Prattville Councilman Curses Police Officer - WSFA.com Montgomery Alabama news.

April 13, 2004 6:15 P.M.

Prattville Councilman Curses Police Officer

WSFA confirmed a Prattville police officer pulled over councilman Bobby Carter a week and a half ago on Highway 14 near Interstate 65. It was a minor traffic violation. Councilman Carter didn't want to talk publicly about the matter but we're told it was ugly.

"I'm sure if Councilman Carter had a chance to do it over again he would have used different language," says Mayor Jim Byard.

In an e-mail sent to WSFA, the unidentified writer says "during the stop, Carter became extremely vulgar and belligerent with the officer. Carter screamed obscenities at the officer and one can only assume that he was not arrested due to his position on the city council."

"I talked to Councilman Carter about this as well as Chief Wadsworth," says Mayor Byard.

The officer in question recorded much of the conversation he had with Carter on audio tape which was attached to the officer's uniform. The actual incident was not recorded on video because the officer's police car was parked in front of Carter's 18-wheeler. Mayor Byard says he listened to the tape twice and is thoroughly convinced the police officer conducted himself and the traffic stop professionally and he did nothing wrong.

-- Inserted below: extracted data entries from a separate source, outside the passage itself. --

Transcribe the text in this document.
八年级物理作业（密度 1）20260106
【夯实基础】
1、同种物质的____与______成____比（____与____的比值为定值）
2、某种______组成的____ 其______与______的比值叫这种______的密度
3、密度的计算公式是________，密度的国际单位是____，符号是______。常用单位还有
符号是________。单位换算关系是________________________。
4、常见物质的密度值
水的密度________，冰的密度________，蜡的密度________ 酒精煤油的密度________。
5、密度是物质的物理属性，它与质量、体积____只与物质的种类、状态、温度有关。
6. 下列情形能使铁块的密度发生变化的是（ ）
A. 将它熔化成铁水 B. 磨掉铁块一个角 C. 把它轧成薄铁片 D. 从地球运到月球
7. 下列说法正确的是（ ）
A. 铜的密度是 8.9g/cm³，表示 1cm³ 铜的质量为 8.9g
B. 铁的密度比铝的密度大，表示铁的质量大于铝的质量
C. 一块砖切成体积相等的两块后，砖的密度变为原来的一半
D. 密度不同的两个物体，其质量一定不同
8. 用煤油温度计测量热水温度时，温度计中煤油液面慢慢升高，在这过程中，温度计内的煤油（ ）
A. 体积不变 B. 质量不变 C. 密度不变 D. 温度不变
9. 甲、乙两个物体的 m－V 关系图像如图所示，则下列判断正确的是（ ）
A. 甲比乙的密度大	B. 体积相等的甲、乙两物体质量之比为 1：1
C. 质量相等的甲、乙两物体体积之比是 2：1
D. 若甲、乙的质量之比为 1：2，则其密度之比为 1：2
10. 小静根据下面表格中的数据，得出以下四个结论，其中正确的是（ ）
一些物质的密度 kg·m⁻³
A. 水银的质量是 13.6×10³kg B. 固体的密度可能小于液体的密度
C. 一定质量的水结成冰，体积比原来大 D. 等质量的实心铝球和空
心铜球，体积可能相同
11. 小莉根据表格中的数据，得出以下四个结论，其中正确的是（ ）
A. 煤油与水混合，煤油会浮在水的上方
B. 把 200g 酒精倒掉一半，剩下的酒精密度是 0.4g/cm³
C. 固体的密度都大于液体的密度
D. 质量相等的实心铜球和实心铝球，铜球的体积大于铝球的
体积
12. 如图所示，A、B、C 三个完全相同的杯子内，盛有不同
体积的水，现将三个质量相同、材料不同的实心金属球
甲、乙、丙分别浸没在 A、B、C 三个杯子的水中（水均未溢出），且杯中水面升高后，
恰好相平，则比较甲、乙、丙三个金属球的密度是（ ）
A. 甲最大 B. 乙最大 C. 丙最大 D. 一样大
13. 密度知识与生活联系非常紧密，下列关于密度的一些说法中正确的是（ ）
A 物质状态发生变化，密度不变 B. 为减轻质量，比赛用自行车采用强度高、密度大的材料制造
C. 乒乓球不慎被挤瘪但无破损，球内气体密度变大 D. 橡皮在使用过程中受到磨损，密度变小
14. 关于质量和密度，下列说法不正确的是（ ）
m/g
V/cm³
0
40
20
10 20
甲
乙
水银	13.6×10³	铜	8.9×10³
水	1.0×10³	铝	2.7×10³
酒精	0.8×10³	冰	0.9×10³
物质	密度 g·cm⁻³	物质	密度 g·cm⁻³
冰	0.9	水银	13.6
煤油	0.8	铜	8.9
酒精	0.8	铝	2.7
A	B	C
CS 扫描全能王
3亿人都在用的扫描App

"As far as I'm concerned, he did everything correct. I know Councilman Carter will disagree with me but we've disagreed before," says the mayor.

To be fair to Councilman Carter, there is no evidence on the tape, according to Mayor Byard, that Carter tried to influence the officer because of his councilman's position. The police officer has the option of whether to write a ticket.  In this case, the officer chose not to.

The Prattville Police Department refused to allow WSFA to record the audio, saying the actual recording belongs to the officer.. not the city, and Mayor Byard declined to identify the officer involved. We're told officers sometimes have their own recording device to help protect themselves in potential legal situations.

The officer is a Sgt., a veteran on the force who received 52 hours worth of training last year. That could cover anything from dealing with the public to updates on criminal law. The minimum standard is 12 hours a year.